Oh, baby, why can’t we take things slow and make our moves alternately in a well-paced fashion?
None of this means that I hate the game already, but it’s a shame that there won’t be a fully turn-based option as had previously been hinted. More details on how exactly Plan & Go will work below but first a teaser trailer, which as far as I can see we haven’t shown you before.
Did I see Agent 47 wearing a hat in there?
This will already be familiar from other games, e.g. tactical RPGs such as Baldur’s Gate or Dragon Age: Origins. But what is new in Back in Action is the action timeline, whereby all the commands issued by the player while the game is paused are retained and listed. While in Baldur’s Gate players generally pause the game to issue an order, i.e. for the mage to make a fireball incant magic, and then continue the game only to pause it again several seconds later and issue a command to a fighter, in Back in Action you can issue a sequence of orders to several mercs to devise complex plans, so we like to refer to pause mode as planning mode.
The knack with the planning mode is that you can now synchronize your actions: for example, you can order Shadow to sneak around the enemy base to launch an ambush and attack a guard there, as meanwhile you bring Igor out from behind cover to take aim at an enemy. If you now want to stop Igor opening fire immediately, thereby raising the alarm among all the enemies before Shadow can get half-way to his target, you can simply link the two attack commands. This means that one of the mercs will automatically wait for the other, and will only carry out his action when his team mate is ready to start the linked action.

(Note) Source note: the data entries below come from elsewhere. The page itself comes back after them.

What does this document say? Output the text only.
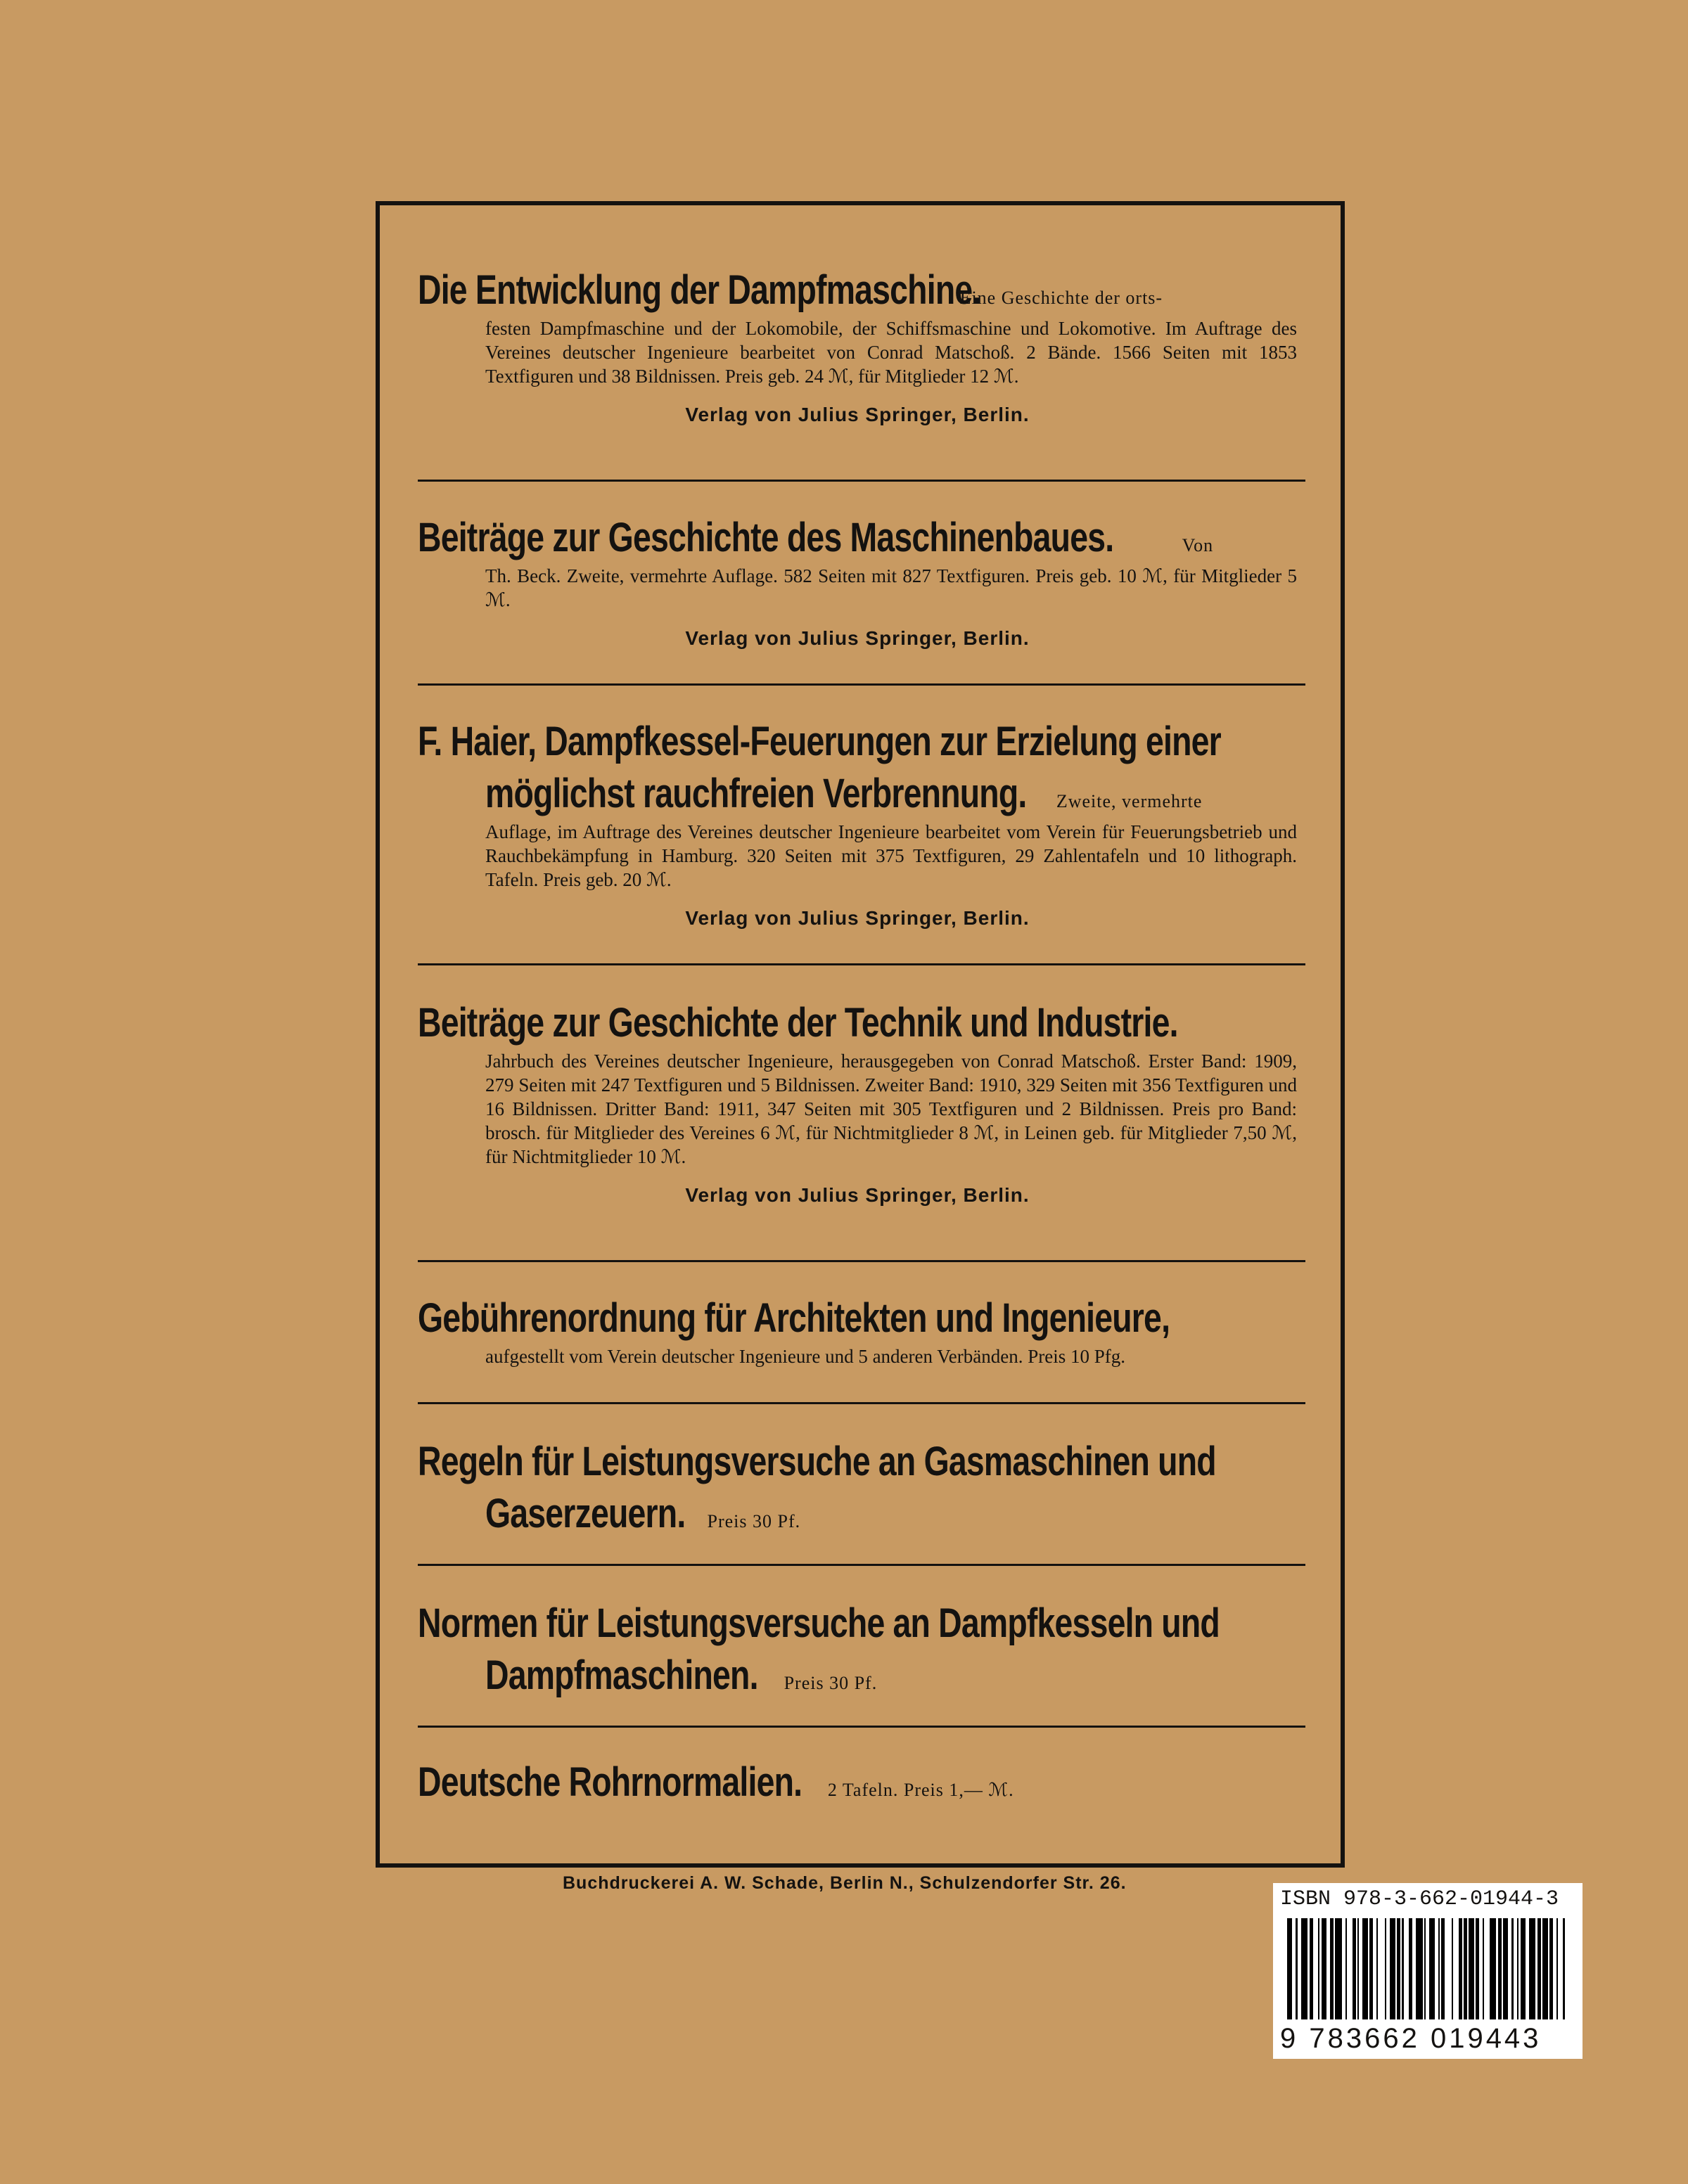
Die Entwicklung der Dampfmaschine.Eine Geschichte der orts-
festen Dampfmaschine und der Lokomobile, der Schiffsmaschine und Lokomotive. Im Auftrage des Vereines deutscher Ingenieure bearbeitet von Conrad Matschoß. 2 Bände. 1566 Seiten mit 1853 Textfiguren und 38 Bildnissen. Preis geb. 24 ℳ, für Mitglieder 12 ℳ.
Verlag von Julius Springer, Berlin.
Beiträge zur Geschichte des Maschinenbaues.	Von
Th. Beck. Zweite, vermehrte Auflage. 582 Seiten mit 827 Textfiguren. Preis geb. 10 ℳ, für Mitglieder 5 ℳ.
Verlag von Julius Springer, Berlin.
F. Haier, Dampfkessel-Feuerungen zur Erzielung einer
möglichst rauchfreien Verbrennung. Zweite, vermehrte
Auflage, im Auftrage des Vereines deutscher Ingenieure bearbeitet vom Verein für Feuerungsbetrieb und Rauchbekämpfung in Hamburg. 320 Seiten mit 375 Textfiguren, 29 Zahlentafeln und 10 lithograph. Tafeln. Preis geb. 20 ℳ.
Verlag von Julius Springer, Berlin.
Beiträge zur Geschichte der Technik und Industrie.
Jahrbuch des Vereines deutscher Ingenieure, herausgegeben von Conrad Matschoß. Erster Band: 1909, 279 Seiten mit 247 Textfiguren und 5 Bildnissen. Zweiter Band: 1910, 329 Seiten mit 356 Textfiguren und 16 Bildnissen. Dritter Band: 1911, 347 Seiten mit 305 Textfiguren und 2 Bildnissen. Preis pro Band: brosch. für Mitglieder des Vereines 6 ℳ, für Nichtmitglieder 8 ℳ, in Leinen geb. für Mitglieder 7,50 ℳ, für Nichtmitglieder 10 ℳ.
Verlag von Julius Springer, Berlin.
Gebührenordnung für Architekten und Ingenieure,
aufgestellt vom Verein deutscher Ingenieure und 5 anderen Verbänden. Preis 10 Pfg.
Regeln für Leistungsversuche an Gasmaschinen und
Gaserzeuern. Preis 30 Pf.
Normen für Leistungsversuche an Dampfkesseln und
Dampfmaschinen. Preis 30 Pf.
Deutsche Rohrnormalien. 2 Tafeln. Preis 1,— ℳ.
Buchdruckerei A. W. Schade, Berlin N., Schulzendorfer Str. 26.
ISBN 978-3-662-01944-3
9 783662 019443
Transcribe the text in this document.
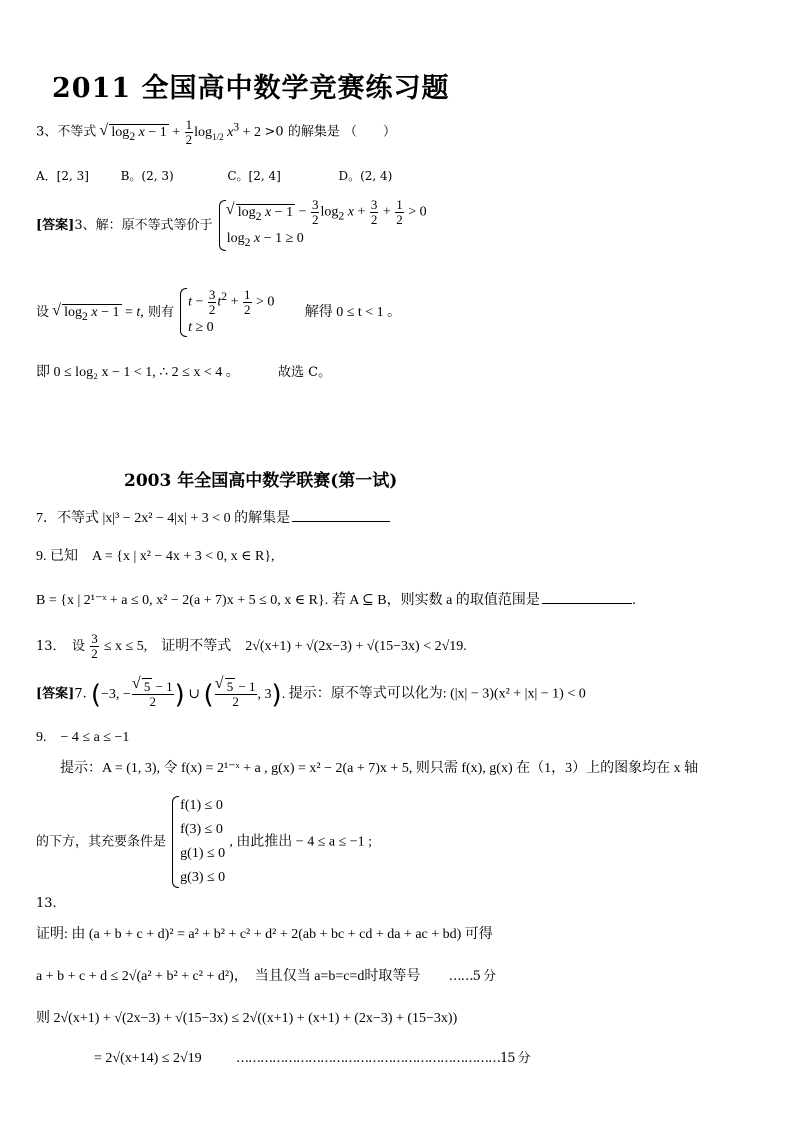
2011 全国高中数学竞赛练习题
3、不等式 √ $\log_2 x - 1 + \frac{1}{2} \log_{1/2} x^3 + 2 >0$ 的解集是 （　　）
A．[2, 3]	B。(2, 3)	C。[2, 4]	D。(2, 4)
[答案]3、解：原不等式等价于
√ $\log_2 x - 1 - \frac{3}{2} \log_2 x + \frac{3}{2} + \frac{1}{2} > 0$
$\log_2 x - 1 \ge 0$
设 √ $\log_2 x - 1 = t$, 则有
$t - \frac{3}{2} t^2 + \frac{1}{2} > 0$
t ≥ 0
解得 0 ≤ t < 1 。
即 0 ≤ log₂ x − 1 < 1, ∴ 2 ≤ x < 4 。	故选 C。
2003 年全国高中数学联赛(第一试)
7．不等式 |x|³ − 2x² − 4|x| + 3 < 0 的解集是
9. 已知　A = {x | x² − 4x + 3 < 0, x ∈ R},
B = {x | 2¹⁻ˣ + a ≤ 0, x² − 2(a + 7)x + 5 ≤ 0, x ∈ R}. 若 A ⊆ B，则实数 a 的取值范围是	.
13．　设 $\frac{3}{2} \le x \le 5$,　证明不等式　2√(x+1) + √(2x−3) + √(15−3x) < 2√19.
[答案]7. (−3, − √ $\frac{5 - 1}{2}$ ) ∪ ( √ $\frac{5 - 1}{2}$ , 3). 提示：原不等式可以化为: (|x| − 3)(x² + |x| − 1) < 0
9.　− 4 ≤ a ≤ −1
提示：A = (1, 3), 令 f(x) = 2¹⁻ˣ + a , g(x) = x² − 2(a + 7)x + 5, 则只需 f(x), g(x) 在（1，3）上的图象均在 x 轴
的下方，其充要条件是
f(1) ≤ 0
f(3) ≤ 0
g(1) ≤ 0
g(3) ≤ 0
, 由此推出 − 4 ≤ a ≤ −1 ;
13.
证明: 由 (a + b + c + d)² = a² + b² + c² + d² + 2(ab + bc + cd + da + ac + bd) 可得
a + b + c + d ≤ 2√(a² + b² + c² + d²)，　当且仅当 a=b=c=d时取等号 ……5 分
则 2√(x+1) + √(2x−3) + √(15−3x) ≤ 2√((x+1) + (x+1) + (2x−3) + (15−3x))
= 2√(x+14) ≤ 2√19	…………………………………………………………15 分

Admittedly, the idea of synchronising the squad in this way opens up some interesting possibilities, but Jagged Alliance was one of the most turn-based things ever and I can’t help but feel this makes it a different game altogether. And maybe it should be but that won’t stop me from wanting a modern, turn-based update to the series. Nothing will. Except, perhaps, a modern, turn-based update to the series. Until then, I’ll occasionally whine about it.